Yes, they don’t have inventory - was pointing out that Toyota and Honda are still getting orders in, just at a much reduced rate. A friend of mine just received the new Toyota 4Runner TRD Pro they ordered a couple months ago.
Denso, which is in tight orbit of Toyota, does actually have their own fabs in Japan. Toyota themselves have a fab too - this last was an outgrowth of the project that resulted in the Prius: https://www.semi.org/en/blogs/technology-trends/automotive-chip-manufacturing-in-japan-drives-innovation
Toyota is still being hurt by the industry wide shortage, but they can still make stuff at a lower rate on their own internal and close-associate resources.
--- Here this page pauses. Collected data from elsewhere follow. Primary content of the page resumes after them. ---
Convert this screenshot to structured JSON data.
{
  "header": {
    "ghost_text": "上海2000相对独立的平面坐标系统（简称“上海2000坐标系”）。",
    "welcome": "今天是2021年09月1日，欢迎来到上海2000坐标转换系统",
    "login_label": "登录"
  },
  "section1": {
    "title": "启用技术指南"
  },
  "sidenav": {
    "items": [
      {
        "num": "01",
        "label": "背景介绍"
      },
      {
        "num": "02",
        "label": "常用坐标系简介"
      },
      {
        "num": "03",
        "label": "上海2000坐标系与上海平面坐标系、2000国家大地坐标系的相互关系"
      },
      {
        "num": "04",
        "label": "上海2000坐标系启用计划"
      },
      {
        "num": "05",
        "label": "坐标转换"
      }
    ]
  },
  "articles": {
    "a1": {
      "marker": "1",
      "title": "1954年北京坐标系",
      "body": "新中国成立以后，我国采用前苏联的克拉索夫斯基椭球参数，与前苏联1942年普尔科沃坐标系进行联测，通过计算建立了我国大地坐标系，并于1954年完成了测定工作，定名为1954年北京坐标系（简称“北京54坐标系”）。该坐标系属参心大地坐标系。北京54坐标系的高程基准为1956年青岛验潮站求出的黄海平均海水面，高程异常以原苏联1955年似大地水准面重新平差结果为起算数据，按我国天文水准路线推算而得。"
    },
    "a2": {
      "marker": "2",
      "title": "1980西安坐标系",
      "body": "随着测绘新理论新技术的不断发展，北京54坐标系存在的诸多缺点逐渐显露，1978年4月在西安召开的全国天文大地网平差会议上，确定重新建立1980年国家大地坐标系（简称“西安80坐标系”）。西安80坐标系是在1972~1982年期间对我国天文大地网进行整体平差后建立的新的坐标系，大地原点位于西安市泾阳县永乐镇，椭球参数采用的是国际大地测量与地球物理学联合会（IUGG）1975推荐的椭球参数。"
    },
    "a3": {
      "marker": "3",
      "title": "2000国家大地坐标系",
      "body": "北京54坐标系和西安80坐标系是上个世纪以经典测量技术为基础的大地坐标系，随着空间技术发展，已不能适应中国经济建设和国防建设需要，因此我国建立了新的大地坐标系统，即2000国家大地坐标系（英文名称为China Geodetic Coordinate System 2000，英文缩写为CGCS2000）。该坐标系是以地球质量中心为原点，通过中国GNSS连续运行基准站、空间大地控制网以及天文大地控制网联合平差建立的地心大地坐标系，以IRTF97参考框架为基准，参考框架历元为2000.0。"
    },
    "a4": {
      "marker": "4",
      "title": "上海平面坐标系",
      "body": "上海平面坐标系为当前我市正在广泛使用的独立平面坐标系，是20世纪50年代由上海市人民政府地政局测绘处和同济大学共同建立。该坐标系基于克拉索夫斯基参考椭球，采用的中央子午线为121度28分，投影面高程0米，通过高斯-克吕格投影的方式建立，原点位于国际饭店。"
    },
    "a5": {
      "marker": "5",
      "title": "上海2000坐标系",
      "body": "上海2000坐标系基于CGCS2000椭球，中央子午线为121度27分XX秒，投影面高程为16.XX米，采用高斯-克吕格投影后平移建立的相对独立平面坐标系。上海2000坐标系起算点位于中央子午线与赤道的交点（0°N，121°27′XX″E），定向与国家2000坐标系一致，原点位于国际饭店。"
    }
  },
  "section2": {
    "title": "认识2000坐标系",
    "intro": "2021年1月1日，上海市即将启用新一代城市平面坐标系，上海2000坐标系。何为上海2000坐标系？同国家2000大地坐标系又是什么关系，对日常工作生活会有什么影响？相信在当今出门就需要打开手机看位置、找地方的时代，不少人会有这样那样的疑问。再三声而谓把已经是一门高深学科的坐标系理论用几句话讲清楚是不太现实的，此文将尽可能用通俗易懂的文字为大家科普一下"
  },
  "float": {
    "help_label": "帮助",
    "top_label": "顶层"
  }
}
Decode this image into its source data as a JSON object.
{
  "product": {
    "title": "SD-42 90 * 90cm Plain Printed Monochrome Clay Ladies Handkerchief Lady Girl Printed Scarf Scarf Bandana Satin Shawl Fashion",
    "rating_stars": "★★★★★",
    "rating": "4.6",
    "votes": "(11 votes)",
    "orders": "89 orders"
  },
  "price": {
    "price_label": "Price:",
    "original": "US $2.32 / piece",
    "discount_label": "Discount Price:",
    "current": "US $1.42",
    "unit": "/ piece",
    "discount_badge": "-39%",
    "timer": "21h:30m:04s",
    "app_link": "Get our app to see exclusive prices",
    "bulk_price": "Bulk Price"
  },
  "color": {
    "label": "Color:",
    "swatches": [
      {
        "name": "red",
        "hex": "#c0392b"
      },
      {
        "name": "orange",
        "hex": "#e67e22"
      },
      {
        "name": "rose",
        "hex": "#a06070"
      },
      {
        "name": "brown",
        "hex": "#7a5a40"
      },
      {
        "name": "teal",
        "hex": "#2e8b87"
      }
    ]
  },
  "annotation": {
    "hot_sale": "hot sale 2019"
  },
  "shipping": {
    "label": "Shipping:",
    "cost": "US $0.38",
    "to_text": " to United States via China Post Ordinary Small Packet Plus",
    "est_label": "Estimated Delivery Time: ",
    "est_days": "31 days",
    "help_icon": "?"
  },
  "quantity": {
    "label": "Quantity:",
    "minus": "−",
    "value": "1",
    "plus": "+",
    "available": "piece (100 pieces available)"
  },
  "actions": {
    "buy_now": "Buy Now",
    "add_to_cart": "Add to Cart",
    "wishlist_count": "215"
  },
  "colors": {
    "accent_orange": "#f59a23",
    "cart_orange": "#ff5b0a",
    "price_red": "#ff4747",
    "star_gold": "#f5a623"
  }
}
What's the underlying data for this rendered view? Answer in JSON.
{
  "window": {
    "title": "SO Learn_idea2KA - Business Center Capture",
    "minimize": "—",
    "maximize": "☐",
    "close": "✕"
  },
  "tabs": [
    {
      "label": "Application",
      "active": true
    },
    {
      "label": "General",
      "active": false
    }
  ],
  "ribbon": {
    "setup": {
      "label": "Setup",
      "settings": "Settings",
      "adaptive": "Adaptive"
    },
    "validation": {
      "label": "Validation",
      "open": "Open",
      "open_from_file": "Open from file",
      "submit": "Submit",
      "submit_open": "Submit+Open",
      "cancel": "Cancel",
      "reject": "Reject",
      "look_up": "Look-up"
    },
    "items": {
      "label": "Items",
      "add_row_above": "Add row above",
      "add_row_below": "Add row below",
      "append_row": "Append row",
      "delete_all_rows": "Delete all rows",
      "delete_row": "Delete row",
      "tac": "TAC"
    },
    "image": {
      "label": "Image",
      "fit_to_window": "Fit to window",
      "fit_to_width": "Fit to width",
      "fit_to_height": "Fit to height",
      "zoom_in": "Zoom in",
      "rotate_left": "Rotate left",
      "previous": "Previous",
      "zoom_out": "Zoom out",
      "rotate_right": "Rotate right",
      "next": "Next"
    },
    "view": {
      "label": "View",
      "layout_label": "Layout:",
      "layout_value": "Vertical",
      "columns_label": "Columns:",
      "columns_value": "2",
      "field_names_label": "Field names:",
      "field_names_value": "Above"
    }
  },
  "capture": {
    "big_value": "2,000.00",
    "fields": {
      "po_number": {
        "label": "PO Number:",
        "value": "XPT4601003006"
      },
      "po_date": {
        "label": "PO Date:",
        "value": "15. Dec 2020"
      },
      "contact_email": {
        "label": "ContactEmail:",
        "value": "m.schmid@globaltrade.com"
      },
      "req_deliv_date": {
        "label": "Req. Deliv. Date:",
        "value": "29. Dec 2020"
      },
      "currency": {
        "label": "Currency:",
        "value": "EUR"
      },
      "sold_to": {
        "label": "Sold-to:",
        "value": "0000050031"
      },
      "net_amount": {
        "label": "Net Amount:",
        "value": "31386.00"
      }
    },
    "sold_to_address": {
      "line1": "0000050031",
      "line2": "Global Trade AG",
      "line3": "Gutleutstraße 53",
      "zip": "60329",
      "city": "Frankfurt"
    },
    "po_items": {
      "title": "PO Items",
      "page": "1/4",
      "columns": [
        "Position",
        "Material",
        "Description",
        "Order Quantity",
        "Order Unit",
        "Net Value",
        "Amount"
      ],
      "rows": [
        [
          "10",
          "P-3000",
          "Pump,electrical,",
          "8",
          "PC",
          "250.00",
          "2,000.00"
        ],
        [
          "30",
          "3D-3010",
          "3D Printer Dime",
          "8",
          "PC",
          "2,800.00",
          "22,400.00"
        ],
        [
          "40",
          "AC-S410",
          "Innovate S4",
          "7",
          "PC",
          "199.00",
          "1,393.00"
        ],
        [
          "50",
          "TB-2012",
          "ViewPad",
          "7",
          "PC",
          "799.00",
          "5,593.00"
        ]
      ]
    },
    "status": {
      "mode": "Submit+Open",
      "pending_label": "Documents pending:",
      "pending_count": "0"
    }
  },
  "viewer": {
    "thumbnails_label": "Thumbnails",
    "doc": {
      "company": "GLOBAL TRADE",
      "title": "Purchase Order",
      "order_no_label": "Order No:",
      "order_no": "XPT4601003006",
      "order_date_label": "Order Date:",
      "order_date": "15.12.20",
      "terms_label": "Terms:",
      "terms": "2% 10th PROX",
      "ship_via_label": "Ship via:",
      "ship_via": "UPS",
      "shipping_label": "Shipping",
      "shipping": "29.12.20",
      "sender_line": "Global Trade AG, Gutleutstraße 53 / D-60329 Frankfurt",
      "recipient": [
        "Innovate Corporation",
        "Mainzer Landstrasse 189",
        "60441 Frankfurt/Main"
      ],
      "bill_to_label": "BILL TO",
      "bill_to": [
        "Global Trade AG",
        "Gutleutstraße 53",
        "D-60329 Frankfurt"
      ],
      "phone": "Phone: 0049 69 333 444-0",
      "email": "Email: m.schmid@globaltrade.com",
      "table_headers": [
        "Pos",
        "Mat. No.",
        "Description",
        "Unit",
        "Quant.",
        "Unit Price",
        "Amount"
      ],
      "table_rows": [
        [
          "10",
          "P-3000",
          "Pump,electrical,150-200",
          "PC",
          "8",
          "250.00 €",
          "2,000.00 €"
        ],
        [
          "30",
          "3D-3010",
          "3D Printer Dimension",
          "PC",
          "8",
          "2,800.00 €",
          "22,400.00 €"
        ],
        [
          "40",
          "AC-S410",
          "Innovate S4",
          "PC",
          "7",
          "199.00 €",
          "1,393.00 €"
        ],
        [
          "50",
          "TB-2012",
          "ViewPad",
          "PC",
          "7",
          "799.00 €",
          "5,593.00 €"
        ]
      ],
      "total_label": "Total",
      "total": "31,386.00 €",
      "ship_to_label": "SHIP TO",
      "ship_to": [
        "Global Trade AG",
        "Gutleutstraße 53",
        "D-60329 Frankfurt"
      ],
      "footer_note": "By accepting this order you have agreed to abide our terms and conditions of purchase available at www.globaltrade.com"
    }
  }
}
I had forgotten that Honda was more dependent on Renesas, which had a bad fire at their main Japanese fab: https://www.wsj.com/articles/renesas-chip-plant-fire-spreads-concerns-about-global-auto-production-11616414181
I had also thought that Honda was still getting supplied by Hitachi, but it turns out Hitachi sold off the fab for that.
Back during obama’s reign, he ordered all federal agencies to buy up millions of round of ammo to keep them off the market. He also came up with cash for clunkers, intentionally destroying engines of used cars FORCING car buyers to go new.
Since this is his third term, I would bet that he has ordered all federal agencies to buy up all the computer chips to again FORCE the American car buyers to go electric.
Makes sense to me. He likes to use force.
The GMC dealer in my town used to have a full lot of fleet vehicles in the back. Today it is empty. NONE.
I don’t see any new cars on the dealer lots. It is mostly a few used cars parked parallel to the roadway in the first row. Reports I’ve seen suggest new cars are currently down from the same time last year.